Kosovo, 1999-present  
U.S. troops deployed during hostilities: 31,600
Cost: $9.56 billion (1999-2004) 
When Milosevic tried to repeat in Kosovo what he had perpetrated in Bosnia, NATO launched a 78-day air campaign targeting his army and government. Milosevic’s regime was mortally wounded, and 850,000 Kosovar refugees returned home. Two U.S. pilots were killed when their helicopter crashed in Albania. In addition, during the first year of the peacekeeping mission, three U.S. troops died in accidental deaths and 24 were injured. About 660 U.S. troops remain in Kosovo, down from 7,000 in 1999. 

Afghanistan, 2001-present
U.S. military deaths: 2,215 as of March 2015 (1,832 battle deaths) 
U.S. military wounded: 20,026
Total serving: 831,576 (as of May 2014) 
Cost: $825.7 billion (0.7 percent of GDP in peak year)
The war in Afghanistan began Oct. 7, 2001. Within weeks, U.S. forces, in conjunction with an indigenous alliance of anti-Taliban militia, toppled the Taliban regime. Then U.S. troop levels in Afghanistan began to increase: 1,300 in 2001, 10,000 in 2003, 20,000 in 2006 and hitting a wartime high of 100,000 in 2010. CBO estimates that an additional $1 trillion will be appropriated from 2015 to 2024 “for military operations and diplomatic activities in Afghanistan and other possible overseas contingency operations.”

Iraq / Operation Iraqi Freedom/ Operation New Dawn, 2003-2011
U.S. military and DoD civilian deaths: 4,491 (3,529 battle deaths)
U.S. wounded: 32,244   
Total serving: 1.5 million+ (March 2003-December 2011)
Cost: $820 billion (1 percent of GDP in peak year)
Congress authorized military action against Iraq in October 2002, citing “Iraq’s ongoing support for international terrorist groups” and “development of weapons of mass destruction.” Saddam Hussein’s army and regime were quickly routed, but Iraq’s postwar war proved costly.
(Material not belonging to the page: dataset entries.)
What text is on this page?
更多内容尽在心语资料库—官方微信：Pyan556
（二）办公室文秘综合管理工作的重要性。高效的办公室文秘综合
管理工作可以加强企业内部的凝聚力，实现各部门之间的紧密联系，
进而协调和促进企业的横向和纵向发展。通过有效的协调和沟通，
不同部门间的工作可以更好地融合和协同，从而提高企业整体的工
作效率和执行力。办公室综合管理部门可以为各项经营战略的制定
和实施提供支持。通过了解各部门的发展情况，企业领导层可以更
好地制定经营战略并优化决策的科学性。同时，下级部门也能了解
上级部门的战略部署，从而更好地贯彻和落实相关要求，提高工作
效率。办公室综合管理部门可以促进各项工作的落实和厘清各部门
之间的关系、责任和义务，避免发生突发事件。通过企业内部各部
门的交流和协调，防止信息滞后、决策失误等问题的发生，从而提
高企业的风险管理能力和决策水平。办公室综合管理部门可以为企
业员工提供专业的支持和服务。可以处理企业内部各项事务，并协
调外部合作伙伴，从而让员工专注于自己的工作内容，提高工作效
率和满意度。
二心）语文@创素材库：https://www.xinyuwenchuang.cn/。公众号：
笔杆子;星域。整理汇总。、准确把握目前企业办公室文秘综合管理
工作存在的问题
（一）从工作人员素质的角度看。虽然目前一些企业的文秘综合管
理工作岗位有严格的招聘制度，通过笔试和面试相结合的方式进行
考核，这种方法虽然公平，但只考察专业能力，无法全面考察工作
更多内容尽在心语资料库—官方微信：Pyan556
And the costs continue to mount.

Operation Inherent Resolve, 2014-present
U.S. military deaths: 3 (as of March 2015) 
Cost: $8.4 million per day 
The earlier-stated casualty numbers and economic figures from the Iraq war do not enfold the U.S. military campaign in Iraq and Syria targeting the Islamic State. With military commanders expecting the operation to last more than three years, Iraq promises to dominate the balance of Obama’s presidency, just as it did the previous three administrations. This August will mark 25 years that the United States has been wrestling with Iraq. 

 

Alan W. Dowd is a contributing editor for The American Legion Magazine.